Close to having a blood test for diagnosing Alzheimers

Researchers in Germany have made new steps towards a potential blood test for Alzheimer’s by studying molecules called miRNA circulating in the blood. The research is published on 29 July in the journal Genome Biology.
Currently, a diagnosis of Alzheimer’s disease can only be confirmed post-mortem and diagnosis during life is made based on the results of memory and thinking tests and brain scans. There is a growing focus on developing more sensitive methods of detection, to help improve the accuracy of diagnosis. This includes the search for changes in blood that could be translated into a clinically useful blood test to aid diagnosis of the disease.
To investigate this further, the team studied molecules called miRNA, which play a role in fine-tuning the activity of genes in the body. miRNA have already been linked to diseases such as cancer and heart disease and research is underway to investigate their role in Alzheimer’s.

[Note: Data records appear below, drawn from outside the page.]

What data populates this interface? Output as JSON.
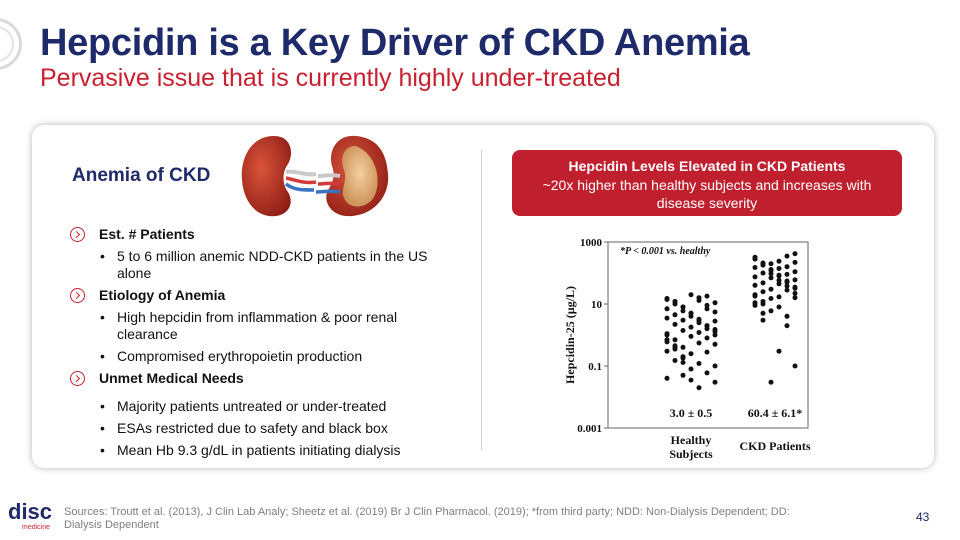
{
  "title": "Hepcidin is a Key Driver of CKD Anemia",
  "subtitle": "Pervasive issue that is currently highly under-treated",
  "left_panel": {
    "heading": "Anemia of CKD",
    "sections": [
      {
        "label": "Est. # Patients",
        "bullets": [
          "5 to 6 million anemic NDD-CKD patients in the US alone"
        ]
      },
      {
        "label": "Etiology of Anemia",
        "bullets": [
          "High hepcidin from inflammation & poor renal clearance",
          "Compromised erythropoietin production"
        ]
      },
      {
        "label": "Unmet Medical Needs",
        "bullets": [
          "Majority patients untreated or under-treated",
          "ESAs restricted due to safety and black box",
          "Mean Hb 9.3 g/dL in patients initiating dialysis"
        ]
      }
    ]
  },
  "callout": {
    "heading": "Hepcidin Levels Elevated in CKD Patients",
    "body": "~20x higher than healthy subjects and increases with disease severity"
  },
  "chart_data": {
    "type": "scatter",
    "ylabel": "Hepcidin-25 (µg/L)",
    "yscale": "log",
    "ylim": [
      0.001,
      1000
    ],
    "yticks": [
      "1000",
      "10",
      "0.1",
      "0.001"
    ],
    "categories": [
      "Healthy Subjects",
      "CKD Patients"
    ],
    "annotation": "*P < 0.001 vs. healthy",
    "group_labels": [
      "3.0 ± 0.5",
      "60.4 ± 6.1*"
    ],
    "series": [
      {
        "name": "Healthy Subjects",
        "values": [
          15,
          12,
          8,
          5,
          3,
          2,
          1.5,
          1,
          0.7,
          0.4,
          0.25,
          0.12,
          0.06,
          0.03,
          14,
          10,
          6,
          4,
          2.5,
          1.6,
          1,
          0.6,
          0.35,
          0.2,
          0.08,
          0.02,
          18,
          11,
          7,
          4.5,
          3,
          1.8,
          1.2,
          0.8,
          0.5,
          0.3,
          0.15,
          0.05,
          20,
          13,
          9,
          5.5,
          3.5,
          2.2,
          1.4,
          0.9,
          0.55,
          0.28,
          0.1,
          0.04,
          12,
          8,
          5,
          3.2,
          2,
          1.3,
          0.7,
          0.45,
          0.18,
          0.035,
          16,
          7,
          2.8,
          1.1,
          0.4,
          0.13
        ]
      },
      {
        "name": "CKD Patients",
        "values": [
          280,
          180,
          120,
          80,
          55,
          35,
          20,
          12,
          6,
          0.3,
          350,
          220,
          150,
          100,
          70,
          45,
          28,
          16,
          9,
          3,
          200,
          140,
          90,
          60,
          40,
          25,
          15,
          8,
          2,
          420,
          300,
          190,
          130,
          85,
          50,
          32,
          18,
          10,
          0.03,
          240,
          160,
          110,
          75,
          48,
          30,
          17,
          4,
          0.1,
          320,
          210,
          95,
          58,
          38,
          22,
          11,
          5
        ]
      }
    ]
  },
  "footer": {
    "sources": "Sources: Troutt et al. (2013), J Clin Lab Analy; Sheetz et al. (2019) Br J Clin Pharmacol. (2019); *from third party; NDD: Non-Dialysis Dependent; DD: Dialysis Dependent",
    "page_number": "43",
    "logo_text": "disc",
    "logo_subtext": "medicine"
  },
  "colors": {
    "navy": "#1f2a6b",
    "red": "#c8202f",
    "callout": "#c01f2e"
  }
}
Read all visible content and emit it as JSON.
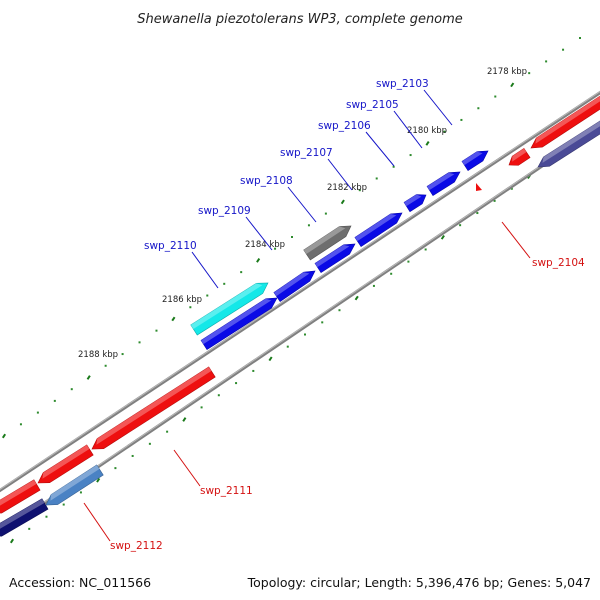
{
  "title": "Shewanella piezotolerans WP3, complete genome",
  "footer": {
    "accession": "Accession: NC_011566",
    "summary": "Topology: circular; Length: 5,396,476 bp; Genes: 5,047"
  },
  "colors": {
    "backbone": "#808080",
    "tick_major": "#1a7a1a",
    "tick_minor": "#2e8b2e",
    "label_forward": "#1515c8",
    "label_reverse": "#d41111",
    "blue": "#0a0ae6",
    "red": "#ee0f0f",
    "gray": "#6e6e6e",
    "cyan": "#14e8e8",
    "navy": "#0f1170",
    "steel": "#4a82c4",
    "slate": "#4a4a96"
  },
  "tick_labels": [
    {
      "text": "2178 kbp"
    },
    {
      "text": "2180 kbp"
    },
    {
      "text": "2182 kbp"
    },
    {
      "text": "2184 kbp"
    },
    {
      "text": "2186 kbp"
    },
    {
      "text": "2188 kbp"
    }
  ],
  "gene_labels": [
    {
      "name": "swp_2103",
      "strand": "forward"
    },
    {
      "name": "swp_2105",
      "strand": "forward"
    },
    {
      "name": "swp_2106",
      "strand": "forward"
    },
    {
      "name": "swp_2107",
      "strand": "forward"
    },
    {
      "name": "swp_2108",
      "strand": "forward"
    },
    {
      "name": "swp_2109",
      "strand": "forward"
    },
    {
      "name": "swp_2110",
      "strand": "forward"
    },
    {
      "name": "swp_2104",
      "strand": "reverse"
    },
    {
      "name": "swp_2111",
      "strand": "reverse"
    },
    {
      "name": "swp_2112",
      "strand": "reverse"
    }
  ]
}
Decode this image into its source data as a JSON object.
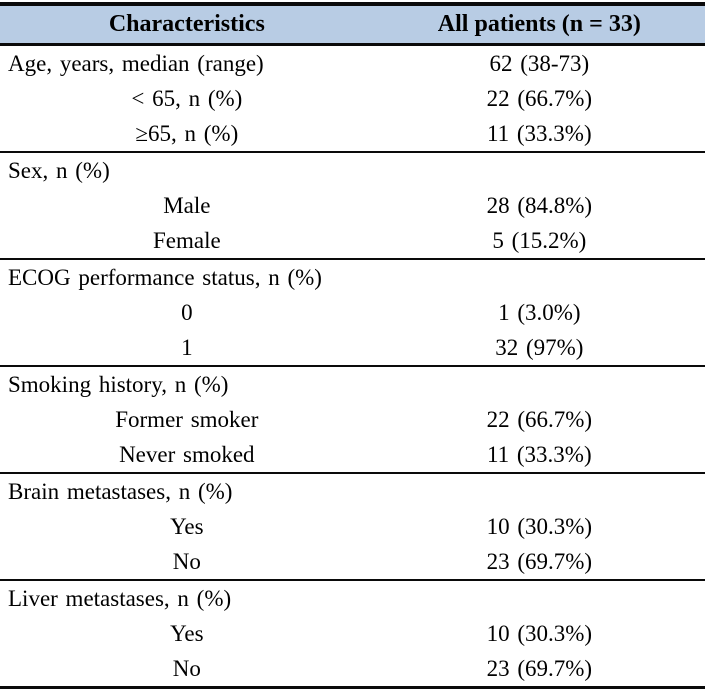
{
  "table": {
    "header": {
      "label": "Characteristics",
      "value": "All patients (n = 33)"
    },
    "header_bg_color": "#b8cce4",
    "border_color": "#0a0a0a",
    "sections": [
      {
        "rows": [
          {
            "type": "category",
            "label": "Age, years, median (range)",
            "value": "62 (38-73)"
          },
          {
            "type": "sub",
            "label": "< 65, n (%)",
            "value": "22 (66.7%)"
          },
          {
            "type": "sub",
            "label": "≥65, n (%)",
            "value": "11 (33.3%)"
          }
        ]
      },
      {
        "rows": [
          {
            "type": "category",
            "label": "Sex, n (%)",
            "value": ""
          },
          {
            "type": "sub",
            "label": "Male",
            "value": "28 (84.8%)"
          },
          {
            "type": "sub",
            "label": "Female",
            "value": "5 (15.2%)"
          }
        ]
      },
      {
        "rows": [
          {
            "type": "category",
            "label": "ECOG performance status, n (%)",
            "value": ""
          },
          {
            "type": "sub",
            "label": "0",
            "value": "1 (3.0%)"
          },
          {
            "type": "sub",
            "label": "1",
            "value": "32 (97%)"
          }
        ]
      },
      {
        "rows": [
          {
            "type": "category",
            "label": "Smoking history, n (%)",
            "value": ""
          },
          {
            "type": "sub",
            "label": "Former smoker",
            "value": "22 (66.7%)"
          },
          {
            "type": "sub",
            "label": "Never smoked",
            "value": "11 (33.3%)"
          }
        ]
      },
      {
        "rows": [
          {
            "type": "category",
            "label": "Brain metastases, n (%)",
            "value": ""
          },
          {
            "type": "sub",
            "label": "Yes",
            "value": "10 (30.3%)"
          },
          {
            "type": "sub",
            "label": "No",
            "value": "23 (69.7%)"
          }
        ]
      },
      {
        "rows": [
          {
            "type": "category",
            "label": "Liver metastases, n (%)",
            "value": ""
          },
          {
            "type": "sub",
            "label": "Yes",
            "value": "10 (30.3%)"
          },
          {
            "type": "sub",
            "label": "No",
            "value": "23 (69.7%)"
          }
        ]
      }
    ]
  }
}
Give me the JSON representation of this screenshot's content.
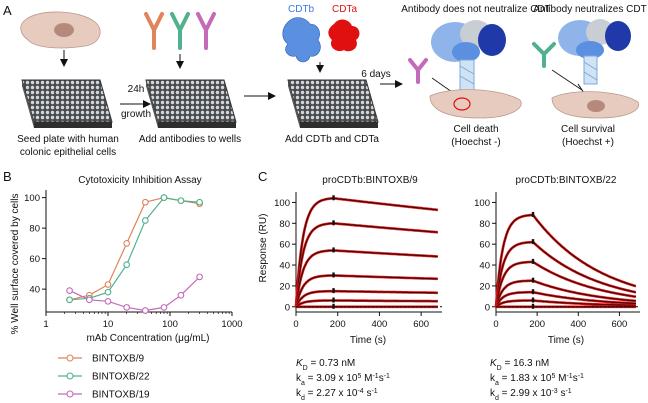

The team analysed blood samples from 48 people with Alzheimer’s and 22 unaffected controls, looking for changes in the levels of miRNA between the two groups. They discovered 140 miRNAs whose levels were altered in people with Alzheimer’s and 12 of these were made into a ‘panel’ for further testing. The 12 miRNA’s were thought to regulate the activity of more than 2000 genes, including genes responsible for nerve cell development and the projection of nerve cells across the brain.
The panel was used to test another 202 blood samples, taken from volunteers with and without Alzheimer’s, those with early memory and thinking problems called mild cognitive impairment, and also those with other neurological conditions including multiple sclerosis, Parkinson’s and schizophrenia.
The research shows that the panel was able to distinguish between those with and without Alzheimer’s with a high degree of accuracy, although the ability to distinguish between Alzheimer’s and other neurological conditions was lower.